Premier Gladys Berejiklian’s appointment of former Reserve Bank of Australia governor Glenn Stevens to advise on housing affordability, revealed on Wednesday, has some people scratching their heads.
This is a man who headed a body that in 2015 said there was a case for reviewing negative gearing in order to help potential owner-occupiers. Rumours are that similar statements by former planning minister Rob Stokes got him shafted into education.
Berejiklian, meanwhile, has resisted getting involved in a debate she says is a federal issue. She, alongside new planning minister Anthony Roberts, have been out pushing increased supply as the best option to deal with the housing affordability crisis – much to the delight of the development lobbies.
It’s no wonder. It’s a line they’ve repeated ad nauseam to the point that it’s now been taken up as fact by Liberals at both state and federal levels.
An article published this week by Peter Phibbs and Nicole Gurran in The Conversation has taken a look at such statements, and found little evidence that increasing supply alone will have any effect on affordability (and in some cases can even increase prices).
The default position for politicians, they said, was to sound concerned about housing affordability, but to do nothing. This, they’ve argued, is because of “policy capture”, whereby special interest groups – here, property lobbies – have a disproportionate influence on public policy, thanks to efforts to frame information and shift debates in their favour, lobbying, financial donations and direct political action.

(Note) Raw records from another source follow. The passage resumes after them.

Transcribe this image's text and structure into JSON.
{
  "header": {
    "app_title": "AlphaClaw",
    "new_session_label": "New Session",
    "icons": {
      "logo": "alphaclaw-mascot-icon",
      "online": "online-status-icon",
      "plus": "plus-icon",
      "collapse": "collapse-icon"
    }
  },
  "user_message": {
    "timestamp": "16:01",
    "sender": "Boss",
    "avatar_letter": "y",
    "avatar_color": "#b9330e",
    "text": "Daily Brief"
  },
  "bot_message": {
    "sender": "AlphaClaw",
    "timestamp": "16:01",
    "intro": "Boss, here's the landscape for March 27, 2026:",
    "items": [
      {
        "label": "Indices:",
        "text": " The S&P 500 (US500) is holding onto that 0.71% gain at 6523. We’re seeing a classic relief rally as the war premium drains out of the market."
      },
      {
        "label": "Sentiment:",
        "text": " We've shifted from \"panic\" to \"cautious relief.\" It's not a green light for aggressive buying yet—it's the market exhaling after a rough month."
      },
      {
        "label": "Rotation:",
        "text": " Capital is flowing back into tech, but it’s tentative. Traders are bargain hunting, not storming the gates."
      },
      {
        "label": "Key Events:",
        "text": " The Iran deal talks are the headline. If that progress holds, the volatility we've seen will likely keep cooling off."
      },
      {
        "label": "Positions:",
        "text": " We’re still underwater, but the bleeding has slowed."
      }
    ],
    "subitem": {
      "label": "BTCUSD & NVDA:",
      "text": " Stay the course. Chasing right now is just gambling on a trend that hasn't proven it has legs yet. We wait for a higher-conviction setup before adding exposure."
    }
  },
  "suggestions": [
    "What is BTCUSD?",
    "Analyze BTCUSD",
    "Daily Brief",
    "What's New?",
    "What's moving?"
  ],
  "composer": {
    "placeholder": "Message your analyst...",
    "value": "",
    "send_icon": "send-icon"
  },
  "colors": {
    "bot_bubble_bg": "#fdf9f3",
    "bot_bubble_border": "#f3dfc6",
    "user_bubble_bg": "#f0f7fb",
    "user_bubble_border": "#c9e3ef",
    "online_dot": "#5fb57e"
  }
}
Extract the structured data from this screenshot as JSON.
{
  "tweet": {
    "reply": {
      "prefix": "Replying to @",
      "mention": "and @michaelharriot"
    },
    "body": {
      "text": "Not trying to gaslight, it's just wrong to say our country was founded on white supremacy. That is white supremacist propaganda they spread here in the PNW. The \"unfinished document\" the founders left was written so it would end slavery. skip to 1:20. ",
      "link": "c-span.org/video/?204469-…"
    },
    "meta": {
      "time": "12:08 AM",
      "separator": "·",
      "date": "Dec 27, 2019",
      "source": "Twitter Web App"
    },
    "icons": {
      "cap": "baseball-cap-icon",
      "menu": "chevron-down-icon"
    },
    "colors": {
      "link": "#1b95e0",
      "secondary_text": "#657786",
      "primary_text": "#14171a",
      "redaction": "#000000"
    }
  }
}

So private interest trumps public interest. Or perhaps it’s more that private interest gets dressed up as the public interest, and many fail to see the wolf in sheep’s clothing. Meanwhile solutions that would benefit the many are dressed up as bogeymen.
The power of some lobby groups means that governments are frightened to even mention policy solutions that would go against the interests of these groups. Remember the mining tax, the pokies reforms. With the conservative side of politics well and truly captured, negative gearing seems destined to join the pile of failed policy reforms, at least for the next few years.
Kinda reminds us of when the Coalition was going to look at an Emissions Intensity Scheme before almost immediately backflipping and ruling it out.
Indeed, over the past few weeks it’s become increasingly obvious that policy capture also affects energy and climate, though no one predicted the federal Coalition would go so far as to fawn over actual lumps of coal in parliament. I mean we already knew, but really?
So you can have articles such as the one we published by engineer Graham Davies, saying that renewables were not only an environmentally sensible solution for our electricity grid, but a cost-effective and reliable one.
And then you can have federal government ministers talking about how coal can help us reach our environmental targets, and how the Clean Energy Finance Corporation may have to throw money at subsidising “clean coal” technology, a term straight out of the coal lobby phrasebook – even though there’s ample evidence such “technology” is an expensive sham.
Add to this the prime minister of Australia attacking renewables for the South Australian blackouts, even as we find out he had advice that they had no role in the blackout. The constant repetition that they did continues to this day. Repeat ad nauseam until it’s fact, remember.
So in the face of policy capture in a number of areas, we need to be extra vigilant in ripping off the wool that vested interests wrap around themselves in order to make their ideas seem to be in the public interest. Sure, sometimes these interests will align with the greater good, but where they don’t let’s make an effort to call out self-interest for what it is.